Waktu albumku pertama kali keluar di Amerika, ada yang bilang, “Kamu sepertinya punya kans untuk bisa besar di Amerika. Tapi kamu harus tinggal di sini.” Tetapi aku enggan, soalnya itu berarti aku harus bekerja dengan produser Amerika. Aku harus punya selera humor yang Amerika banget. Harus beradaptasi lagi.
Anggun dan banyak artis memulai karier dari bawah. Padahal lewat YouTube, seorang anggota Brimob bisa langsung terkenal dalam dua hari.
Hahaha, itu kan fenomena kultur pop. Sutradara Andy Warhol dulu pernah bilang, “In the future, everyone will be world-famous for 15 minutes.” Dia sangat visioner.

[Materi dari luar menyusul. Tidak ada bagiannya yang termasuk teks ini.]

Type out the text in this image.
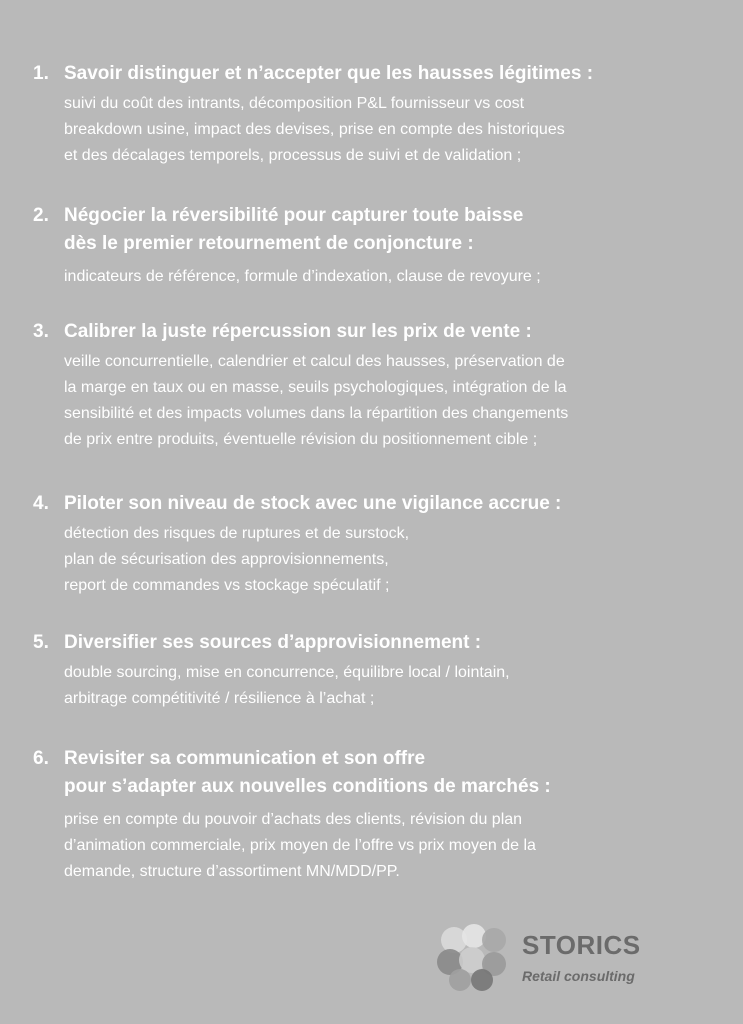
1. Savoir distinguer et n’accepter que les hausses légitimes :
suivi du coût des intrants, décomposition P&L fournisseur vs cost
breakdown usine, impact des devises, prise en compte des historiques
et des décalages temporels, processus de suivi et de validation ;
2. Négocier la réversibilité pour capturer toute baisse
dès le premier retournement de conjoncture :
indicateurs de référence, formule d’indexation, clause de revoyure ;
3. Calibrer la juste répercussion sur les prix de vente :
veille concurrentielle, calendrier et calcul des hausses, préservation de
la marge en taux ou en masse, seuils psychologiques, intégration de la
sensibilité et des impacts volumes dans la répartition des changements
de prix entre produits, éventuelle révision du positionnement cible ;
4. Piloter son niveau de stock avec une vigilance accrue :
détection des risques de ruptures et de surstock,
plan de sécurisation des approvisionnements,
report de commandes vs stockage spéculatif ;
5. Diversifier ses sources d’approvisionnement :
double sourcing, mise en concurrence, équilibre local / lointain,
arbitrage compétitivité / résilience à l’achat ;
6. Revisiter sa communication et son offre
pour s’adapter aux nouvelles conditions de marchés :
prise en compte du pouvoir d’achats des clients, révision du plan
d’animation commerciale, prix moyen de l’offre vs prix moyen de la
demande, structure d’assortiment MN/MDD/PP.
STORICS
Retail consulting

Sekarang ini kalau kita lihat, semua orang pengin terkenal. Tapi itu hanya sementara. Kesannya hanya instan seperti kentang goreng McDonalds yang harus dimakan di tempat — karena begitu sampai rumah, sudah tidak enak lagi.
Buat aku, itu bukan sesuatu yang akan abadi. Fenomenanya akan abadi, tapi orangnya akan berganti-ganti.
Yang susah itu adalah menjadi seseorang yang tak tergantikan. Itu yang lebih bertahan lama, dan itu yang butuh perjuangan.
Meski lama tinggal di luar negeri, Anggun masih lancar berbahasa Indonesia.
Iya. Aku berbicara sama anakku hanya dalam bahasa Indonesia. Dia pintar bahasa Indonesia. Buatku itu salah satu kebanggan. Sisi nasionalisme buat seseorang itu bukan dari atribut yang kelihatan, apakah itu memakai batik atau lambang paspor. Buatku itu dimulai dari bahasa. Anak Indonesia harus bisa bahasa Indonesia, dong.